INFO: Application startup complete.
INFO: Uvicorn running on http://127.0.0.1:8001 (Press CTRL+C to quit)
INFO: 127.0.0.1:39658 - "POST /v1/chat/completions HTTP/1.1" 422 Unprocessable Entity
Exception in thread Thread-1:
Traceback (most recent call last):
File "/home/miniconda3/envs/mlc-chat/lib/python3.11/threading.py", line 1045, in _bootstrap_inner
self.run()
File "/home/miniconda3/envs/mlc-chat/lib/python3.11/threading.py", line 982, in run
self._target(*self._args, **self._kwargs)
File "/home/mlc-llm/3rdparty/tvm/python/tvm/_ffi/_ctypes/packed_func.py", line 239, in __call__
raise_last_ffi_error()
File "/home/mlc-llm/3rdparty/tvm/python/tvm/_ffi/base.py", line 481, in raise_last_ffi_error
raise py_err
File "/home/mlc-llm/cpp/serve/threaded_engine.cc", line 182, in mlc::llm::serve::ThreadedEngineImpl::RunBackgroundLoop()
background_engine_->Step();
^^^^^^^^^^^^^^^^^^
File "/home/mlc-llm/cpp/serve/engine.cc", line 629, in mlc::llm::serve::EngineImpl::Step()
CHECK(request_stream_callback_ != nullptr)
^^^^^^^^^^^^^^^^^^^^^^^^^^^
tvm.error.InternalError: Traceback (most recent call last):
1: mlc::llm::serve::ThreadedEngineImpl::RunBackgroundLoop()

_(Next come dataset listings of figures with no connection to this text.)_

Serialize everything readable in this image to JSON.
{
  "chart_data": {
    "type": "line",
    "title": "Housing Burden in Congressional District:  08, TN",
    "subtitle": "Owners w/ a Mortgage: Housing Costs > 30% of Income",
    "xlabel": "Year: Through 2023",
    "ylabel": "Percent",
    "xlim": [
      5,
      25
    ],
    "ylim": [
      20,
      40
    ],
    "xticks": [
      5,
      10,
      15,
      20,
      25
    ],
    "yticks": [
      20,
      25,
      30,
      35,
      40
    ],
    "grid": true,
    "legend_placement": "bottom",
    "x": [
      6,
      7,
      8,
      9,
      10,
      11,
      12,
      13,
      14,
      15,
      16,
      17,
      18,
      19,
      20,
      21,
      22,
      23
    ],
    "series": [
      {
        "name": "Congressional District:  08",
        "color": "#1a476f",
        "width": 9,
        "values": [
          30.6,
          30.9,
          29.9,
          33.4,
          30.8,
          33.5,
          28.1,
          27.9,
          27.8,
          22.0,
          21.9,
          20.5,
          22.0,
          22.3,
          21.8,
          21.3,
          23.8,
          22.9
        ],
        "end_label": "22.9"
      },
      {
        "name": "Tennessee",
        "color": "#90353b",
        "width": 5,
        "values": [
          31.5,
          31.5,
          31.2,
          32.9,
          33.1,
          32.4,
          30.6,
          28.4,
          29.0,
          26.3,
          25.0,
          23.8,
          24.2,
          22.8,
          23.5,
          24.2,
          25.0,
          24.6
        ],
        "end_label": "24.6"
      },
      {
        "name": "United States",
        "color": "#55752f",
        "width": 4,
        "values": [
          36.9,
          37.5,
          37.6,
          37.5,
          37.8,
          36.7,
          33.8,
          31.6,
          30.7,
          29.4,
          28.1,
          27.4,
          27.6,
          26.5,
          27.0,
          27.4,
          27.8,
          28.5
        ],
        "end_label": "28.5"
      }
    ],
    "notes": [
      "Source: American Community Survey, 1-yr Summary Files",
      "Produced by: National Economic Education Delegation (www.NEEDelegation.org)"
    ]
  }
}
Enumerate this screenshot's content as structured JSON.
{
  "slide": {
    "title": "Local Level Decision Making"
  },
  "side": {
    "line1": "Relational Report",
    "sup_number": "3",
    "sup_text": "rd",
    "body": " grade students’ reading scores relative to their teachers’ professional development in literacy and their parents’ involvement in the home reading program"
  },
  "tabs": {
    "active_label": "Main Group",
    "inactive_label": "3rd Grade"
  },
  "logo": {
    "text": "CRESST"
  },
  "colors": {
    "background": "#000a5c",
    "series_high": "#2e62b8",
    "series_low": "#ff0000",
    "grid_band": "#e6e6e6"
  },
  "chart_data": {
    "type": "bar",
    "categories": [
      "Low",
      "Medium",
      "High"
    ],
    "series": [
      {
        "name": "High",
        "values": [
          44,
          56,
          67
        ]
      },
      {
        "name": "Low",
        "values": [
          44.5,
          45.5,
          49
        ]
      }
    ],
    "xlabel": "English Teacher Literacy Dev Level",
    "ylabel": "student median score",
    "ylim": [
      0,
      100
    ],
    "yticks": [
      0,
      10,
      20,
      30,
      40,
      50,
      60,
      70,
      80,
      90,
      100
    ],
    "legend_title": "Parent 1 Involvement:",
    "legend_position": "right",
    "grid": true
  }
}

at /home/mlc-llm/cpp/serve/threaded_engine.cc:182
0: mlc::llm::serve::EngineImpl::Step()
at /home/mlc-llm/cpp/serve/engine.cc:629
File "/home/mlc-llm/cpp/serve/engine.cc", line 640
InternalError: Check failed: (estate_->running_queue.empty()) is false: Internal assumption violated: It is expected that an engine step takes at least one action (e.g. prefill, decode, etc.) but it does not.
To Reproduce
Steps to reproduce the behavior:
python3 -m mlc_llm serve "/home/mlc-llm/dist/Llama-2-7b-chat-hf-q0f16" --model-lib "/home/mlc-llm/dist/libs/Llama-2-7b-chat-hf-q0f16.so" --additional-models "/home/mlc-llm/dist/TinyLlama-1.1B-Chat-v1.0-q4f16_1","/home/mlc-llm/dist/libs/TinyLlama-1.1B-Chat-v1.0-q4f16_1.so" "/home/mlc-llm/dist/TinyLlama-1.1B-Chat-v1.0-q0f16","/home/mlc-llm/dist/libs/TinyLlama-1.1B-Chat-v1.0-q0f16.so" --mode "server" --speculative-mode "small_draft" --port 8001
curl -X POST \
-H "Content-Type: application/json" \
-d '{
"model": "/home/mlc-llm/dist/Llama-2-7b-chat-hf-q0f16",
"additional-models": ["/home/mlc-llm/dist/TinyLlama-1.1B-Chat-v1.0-q4f16_1", "/home/mlc-llm/dist/TinyLlama-1.1B-Chat-v1.0-q0f16"],
"messages": [
{"role": "user", "content": "What is Alaska famous of? Please elaborate in detail."}
]
}' \
http://127.0.0.1:8001/v1/chat/completions
Expected behavior
Generate the response.
Environment
- Platform (e.g. WebGPU/Vulkan/IOS/Android/CUDA): CUDA 12.5
- Operating system (e.g. Ubuntu/Windows/MacOS/...): Ubuntu 22.04
- Device (e.g. iPhone 12 Pro, PC+RTX 3090, ...): RTX 4090
- How you installed MLC-LLM (
conda
, source): source - How you installed TVM-Unity (
pip
, source): source - Python version (e.g. 3.10): 3.11
- GPU driver version (if applicable):
- CUDA/cuDNN version (if applicable):
- TVM Unity Hash Tag (
python -c "import tvm; print('\n'.join(f'{k}: {v}' for k, v in tvm.support.libinfo().items()))"
, applicable if you compile models): - Any other relevant information:
Additional context
Ruihang Lai commented
Thank you @bethalianovike for reporting. Though the interface supports passing in multiple additional models, we only support one additional model for spec decoding right now. We will update the documentation to avoid this confusion.
Ruihang Lai commented
Updated docs in #2841. Multiple additional models is planned as a future feature to support.